Home » Oh Canada » For the hundredth time, enough of toronto’s walking circus already.

For the hundredth time, enough of toronto’s walking circus already.


So for those of you living under a rock, toronto has its very own walking circus. That self same walking circus has decided it’s not done dragging the city down the pipes from a PR perspective, so it’s off to the races in its second shot at being mayor. And yet, the media doesn’t even really wanna talk about its second shot at being mayor. So instead, we get treated to things like its attendance at a Leafs game. Or when it decides to show up at a football game wearing the team’s jersey. Or when it gets told it’s not allowed into a lounge area–presumedly where there happens to be alcohol service–at the aforementioned Leafs game.

Granted I don’t live in toronto, so wouldn’t have a dog in this fight regardless. But let’s draw some comparisons here, if we can. Quebec’s got themselves an election tomorrow.

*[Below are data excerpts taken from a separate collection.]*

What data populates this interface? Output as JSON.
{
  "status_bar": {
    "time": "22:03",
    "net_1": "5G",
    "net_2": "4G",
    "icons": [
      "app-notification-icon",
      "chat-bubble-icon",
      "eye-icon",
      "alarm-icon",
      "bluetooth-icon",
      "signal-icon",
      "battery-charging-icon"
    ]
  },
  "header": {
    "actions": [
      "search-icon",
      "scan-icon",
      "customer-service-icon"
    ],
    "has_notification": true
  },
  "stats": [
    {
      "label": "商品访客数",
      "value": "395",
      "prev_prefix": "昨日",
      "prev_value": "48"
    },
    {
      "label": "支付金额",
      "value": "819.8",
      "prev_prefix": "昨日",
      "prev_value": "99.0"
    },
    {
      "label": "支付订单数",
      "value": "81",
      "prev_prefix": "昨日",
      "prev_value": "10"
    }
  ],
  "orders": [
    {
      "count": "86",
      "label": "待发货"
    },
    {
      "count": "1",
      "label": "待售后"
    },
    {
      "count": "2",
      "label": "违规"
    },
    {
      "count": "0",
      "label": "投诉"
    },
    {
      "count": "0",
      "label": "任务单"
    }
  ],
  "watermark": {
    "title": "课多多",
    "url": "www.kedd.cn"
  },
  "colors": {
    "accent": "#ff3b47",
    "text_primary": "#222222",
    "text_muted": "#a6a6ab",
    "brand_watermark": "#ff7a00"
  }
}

Ontario may or may not have itself an election between now and 2015. Canada’s got a federal election coming up in 2015, whether the government likes it or not. What we’re hearing from all of those corners, with maybe the exception of the federal one (more on that in another entry later), is the beginnings of actual election platforms–and, in Quebec, the plank by plank dismantling of the same. But in Toronto, the majority of the attention is focused on the circus–and not even because the circus is dangling a platform in front of our noses. Hell, even in situations where there’s a potential person to carry on the supposed politics started by the circus without the, you know, circus, we’re hearing less of a platform and more of a “This is what you shouldn’t be doing if you’re Toronto’s mayor.”. Which just about anyone with an ounce of common sense already knows, which is why this post refers to him as the circus and not, instead, as toronto’s current mayor.

Okay, we get it. It’s a walking, talking, political bombshell. Some might even go so far as to say a public relations disaster if not a financial one. So why is the media (note: by the media, I don’t just mean the toronto Star–although they should probably be entitled to their own special place among the media by now) still eating all of this up? If the circus is at a hockey game, the media should be following someone like, let’s say, Olivia Chow around instead–and maybe somehow managing to coax something that vaguely resembles how she intends to pay for yet another local transit brainstorm. Or see if John Tory can give something for the opinion pages aside from his code of conduct. Like, you know, an election platform. I’d even settle, grudgingly, for more about Sarah Thomson, if I must. Just please, for the love of anything and everything sane, enough about the circus already. The reruns are killing me.